For many, open source means customizing the code.  Custom is great, you make the program do exactly what you want.

But custom comes with a down side: maintenance.  Once you customize an opensource project, it’s yours!  When an update/patch is released for the package, you now need to redo all the changes you made.  On a small plugin, that may not be a big deal, but on a large code base like it can be a major time investment.  When you consider that most of the major opensource projects release new versions and or security patches 4-8 times a year, redo can become unmanageable.

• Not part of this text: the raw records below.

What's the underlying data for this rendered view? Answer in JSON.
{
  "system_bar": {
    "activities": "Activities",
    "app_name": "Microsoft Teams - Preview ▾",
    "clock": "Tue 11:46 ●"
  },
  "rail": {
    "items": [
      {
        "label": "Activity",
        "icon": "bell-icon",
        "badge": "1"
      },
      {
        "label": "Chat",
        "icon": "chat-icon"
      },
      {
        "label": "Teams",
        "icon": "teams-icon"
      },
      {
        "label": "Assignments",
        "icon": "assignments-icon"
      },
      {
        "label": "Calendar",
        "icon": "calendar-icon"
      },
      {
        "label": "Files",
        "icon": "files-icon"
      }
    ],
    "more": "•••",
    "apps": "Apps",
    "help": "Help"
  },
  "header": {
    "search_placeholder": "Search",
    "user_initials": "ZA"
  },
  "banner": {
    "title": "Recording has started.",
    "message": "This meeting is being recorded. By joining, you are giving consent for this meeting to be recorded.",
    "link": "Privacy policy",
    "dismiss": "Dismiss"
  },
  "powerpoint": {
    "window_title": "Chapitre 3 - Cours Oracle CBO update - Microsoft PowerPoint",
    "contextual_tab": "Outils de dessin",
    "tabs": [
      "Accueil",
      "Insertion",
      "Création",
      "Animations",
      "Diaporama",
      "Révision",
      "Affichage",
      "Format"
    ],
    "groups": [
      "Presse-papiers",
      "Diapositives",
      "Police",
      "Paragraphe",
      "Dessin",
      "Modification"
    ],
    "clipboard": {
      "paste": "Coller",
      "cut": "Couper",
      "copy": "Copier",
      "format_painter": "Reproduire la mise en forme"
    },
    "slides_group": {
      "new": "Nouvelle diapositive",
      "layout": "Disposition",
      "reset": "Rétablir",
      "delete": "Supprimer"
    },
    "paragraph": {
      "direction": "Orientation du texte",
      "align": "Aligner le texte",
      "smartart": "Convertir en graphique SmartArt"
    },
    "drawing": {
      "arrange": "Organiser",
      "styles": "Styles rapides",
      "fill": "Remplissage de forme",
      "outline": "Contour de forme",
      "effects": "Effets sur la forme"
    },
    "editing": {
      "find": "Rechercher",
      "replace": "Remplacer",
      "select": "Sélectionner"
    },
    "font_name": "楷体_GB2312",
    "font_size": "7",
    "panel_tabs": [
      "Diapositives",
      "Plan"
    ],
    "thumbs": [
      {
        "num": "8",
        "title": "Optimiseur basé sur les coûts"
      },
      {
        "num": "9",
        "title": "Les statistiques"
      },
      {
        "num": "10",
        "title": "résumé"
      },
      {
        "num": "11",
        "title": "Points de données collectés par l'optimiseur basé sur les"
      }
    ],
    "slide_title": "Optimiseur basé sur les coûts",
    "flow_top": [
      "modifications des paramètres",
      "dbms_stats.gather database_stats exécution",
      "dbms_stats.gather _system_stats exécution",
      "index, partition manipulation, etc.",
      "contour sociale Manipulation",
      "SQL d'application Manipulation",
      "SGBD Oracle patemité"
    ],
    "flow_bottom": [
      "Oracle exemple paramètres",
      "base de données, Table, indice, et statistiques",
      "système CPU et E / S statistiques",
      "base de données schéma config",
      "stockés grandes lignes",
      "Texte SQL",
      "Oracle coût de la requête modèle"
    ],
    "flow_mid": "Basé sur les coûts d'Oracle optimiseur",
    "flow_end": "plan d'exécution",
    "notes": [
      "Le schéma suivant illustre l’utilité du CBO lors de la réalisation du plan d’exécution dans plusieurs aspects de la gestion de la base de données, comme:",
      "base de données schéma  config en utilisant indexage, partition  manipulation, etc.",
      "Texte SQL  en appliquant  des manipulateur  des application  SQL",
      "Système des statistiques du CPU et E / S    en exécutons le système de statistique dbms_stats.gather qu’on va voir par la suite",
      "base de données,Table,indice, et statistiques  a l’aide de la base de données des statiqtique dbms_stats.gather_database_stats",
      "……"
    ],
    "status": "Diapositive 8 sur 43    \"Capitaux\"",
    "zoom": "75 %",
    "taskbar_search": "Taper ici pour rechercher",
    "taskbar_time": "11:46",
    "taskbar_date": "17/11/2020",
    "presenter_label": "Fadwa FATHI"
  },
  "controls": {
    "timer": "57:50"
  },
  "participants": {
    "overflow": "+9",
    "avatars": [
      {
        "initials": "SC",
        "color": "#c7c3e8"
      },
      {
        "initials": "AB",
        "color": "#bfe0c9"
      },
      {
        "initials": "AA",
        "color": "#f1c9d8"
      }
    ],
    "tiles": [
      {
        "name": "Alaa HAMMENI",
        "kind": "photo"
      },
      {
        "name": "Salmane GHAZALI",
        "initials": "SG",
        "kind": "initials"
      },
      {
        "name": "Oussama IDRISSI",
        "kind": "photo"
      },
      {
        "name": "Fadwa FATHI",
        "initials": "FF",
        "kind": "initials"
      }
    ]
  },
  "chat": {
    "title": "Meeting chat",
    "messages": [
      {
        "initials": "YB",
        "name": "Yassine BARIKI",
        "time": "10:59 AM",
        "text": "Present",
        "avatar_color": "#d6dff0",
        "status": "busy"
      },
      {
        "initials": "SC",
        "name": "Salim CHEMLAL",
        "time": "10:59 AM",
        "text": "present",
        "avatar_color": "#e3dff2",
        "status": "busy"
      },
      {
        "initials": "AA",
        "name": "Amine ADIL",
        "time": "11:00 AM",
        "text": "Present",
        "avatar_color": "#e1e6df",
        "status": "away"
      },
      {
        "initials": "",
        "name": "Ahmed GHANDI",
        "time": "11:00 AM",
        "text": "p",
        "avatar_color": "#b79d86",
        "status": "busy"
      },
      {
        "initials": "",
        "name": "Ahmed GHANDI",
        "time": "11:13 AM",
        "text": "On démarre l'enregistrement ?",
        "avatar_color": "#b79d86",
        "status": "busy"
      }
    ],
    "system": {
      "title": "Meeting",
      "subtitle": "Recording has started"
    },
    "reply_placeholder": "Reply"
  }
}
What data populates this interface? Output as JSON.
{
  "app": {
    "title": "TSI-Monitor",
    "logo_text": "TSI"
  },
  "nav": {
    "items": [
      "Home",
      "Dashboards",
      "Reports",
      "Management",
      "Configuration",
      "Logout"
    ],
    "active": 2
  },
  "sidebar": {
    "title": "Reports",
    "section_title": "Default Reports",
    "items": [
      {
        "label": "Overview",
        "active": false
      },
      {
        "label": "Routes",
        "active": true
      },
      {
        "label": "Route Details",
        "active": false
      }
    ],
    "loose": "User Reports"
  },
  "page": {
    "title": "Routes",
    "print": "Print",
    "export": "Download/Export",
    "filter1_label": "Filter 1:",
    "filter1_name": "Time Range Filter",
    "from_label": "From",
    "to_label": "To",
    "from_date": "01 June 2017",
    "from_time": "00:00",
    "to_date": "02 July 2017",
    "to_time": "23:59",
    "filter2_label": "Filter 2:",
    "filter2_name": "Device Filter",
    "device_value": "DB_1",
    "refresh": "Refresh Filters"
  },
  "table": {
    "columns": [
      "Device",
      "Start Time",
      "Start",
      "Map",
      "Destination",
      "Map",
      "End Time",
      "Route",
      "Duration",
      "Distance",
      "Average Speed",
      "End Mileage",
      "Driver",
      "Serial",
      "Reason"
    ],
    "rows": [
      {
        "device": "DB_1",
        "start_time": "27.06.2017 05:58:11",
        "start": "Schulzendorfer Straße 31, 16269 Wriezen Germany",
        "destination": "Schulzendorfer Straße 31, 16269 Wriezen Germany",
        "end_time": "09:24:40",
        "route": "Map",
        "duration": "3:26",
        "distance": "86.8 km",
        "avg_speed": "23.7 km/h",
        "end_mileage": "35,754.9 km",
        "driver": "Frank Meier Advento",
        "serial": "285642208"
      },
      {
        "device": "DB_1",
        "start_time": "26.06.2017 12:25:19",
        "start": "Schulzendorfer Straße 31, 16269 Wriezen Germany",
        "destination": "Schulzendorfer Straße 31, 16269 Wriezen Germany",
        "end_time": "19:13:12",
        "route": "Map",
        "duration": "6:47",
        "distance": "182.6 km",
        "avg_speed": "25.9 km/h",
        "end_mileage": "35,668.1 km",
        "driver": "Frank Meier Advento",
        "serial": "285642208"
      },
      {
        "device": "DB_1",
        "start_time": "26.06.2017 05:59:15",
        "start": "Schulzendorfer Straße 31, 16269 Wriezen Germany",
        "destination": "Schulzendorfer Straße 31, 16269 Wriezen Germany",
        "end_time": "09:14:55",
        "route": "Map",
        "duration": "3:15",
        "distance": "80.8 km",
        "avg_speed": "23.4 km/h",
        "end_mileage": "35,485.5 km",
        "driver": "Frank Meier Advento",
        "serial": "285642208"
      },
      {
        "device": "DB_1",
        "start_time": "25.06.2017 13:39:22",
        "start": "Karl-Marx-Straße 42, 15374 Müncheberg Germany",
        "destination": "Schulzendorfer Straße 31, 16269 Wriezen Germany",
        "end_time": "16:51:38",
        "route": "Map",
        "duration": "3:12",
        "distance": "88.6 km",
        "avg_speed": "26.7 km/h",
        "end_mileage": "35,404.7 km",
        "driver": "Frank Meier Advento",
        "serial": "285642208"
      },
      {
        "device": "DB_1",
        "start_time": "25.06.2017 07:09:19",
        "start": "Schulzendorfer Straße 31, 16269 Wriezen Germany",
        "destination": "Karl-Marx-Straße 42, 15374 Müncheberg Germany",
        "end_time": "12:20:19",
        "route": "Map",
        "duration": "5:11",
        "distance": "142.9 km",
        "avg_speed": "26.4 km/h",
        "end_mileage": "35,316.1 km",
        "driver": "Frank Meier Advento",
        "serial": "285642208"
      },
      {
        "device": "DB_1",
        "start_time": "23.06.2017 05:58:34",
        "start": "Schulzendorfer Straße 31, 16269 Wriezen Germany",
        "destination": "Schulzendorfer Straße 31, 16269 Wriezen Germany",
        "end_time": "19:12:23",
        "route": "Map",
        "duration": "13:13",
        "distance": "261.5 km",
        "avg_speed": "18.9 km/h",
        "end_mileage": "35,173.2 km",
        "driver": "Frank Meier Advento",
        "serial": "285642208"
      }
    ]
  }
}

My thought is that open source should be thought of as open for developers, closed for users (consumers) of published packages, like Joomla and WordPress, which are usually just installed and used.  Sometimes a rethink on usage is in order.  Many customizations I have been asked to do could be avoided by changing processes, requirements, or specs that don’t really impact the end result.  Rememeber, just because you can, doesn’t mean you should!

While it can make the initial customization more difficult, make sure that any custom work is done as a plugin/extension if you can’t change the specs.  That way it is likely that all except major upgrades will be painless.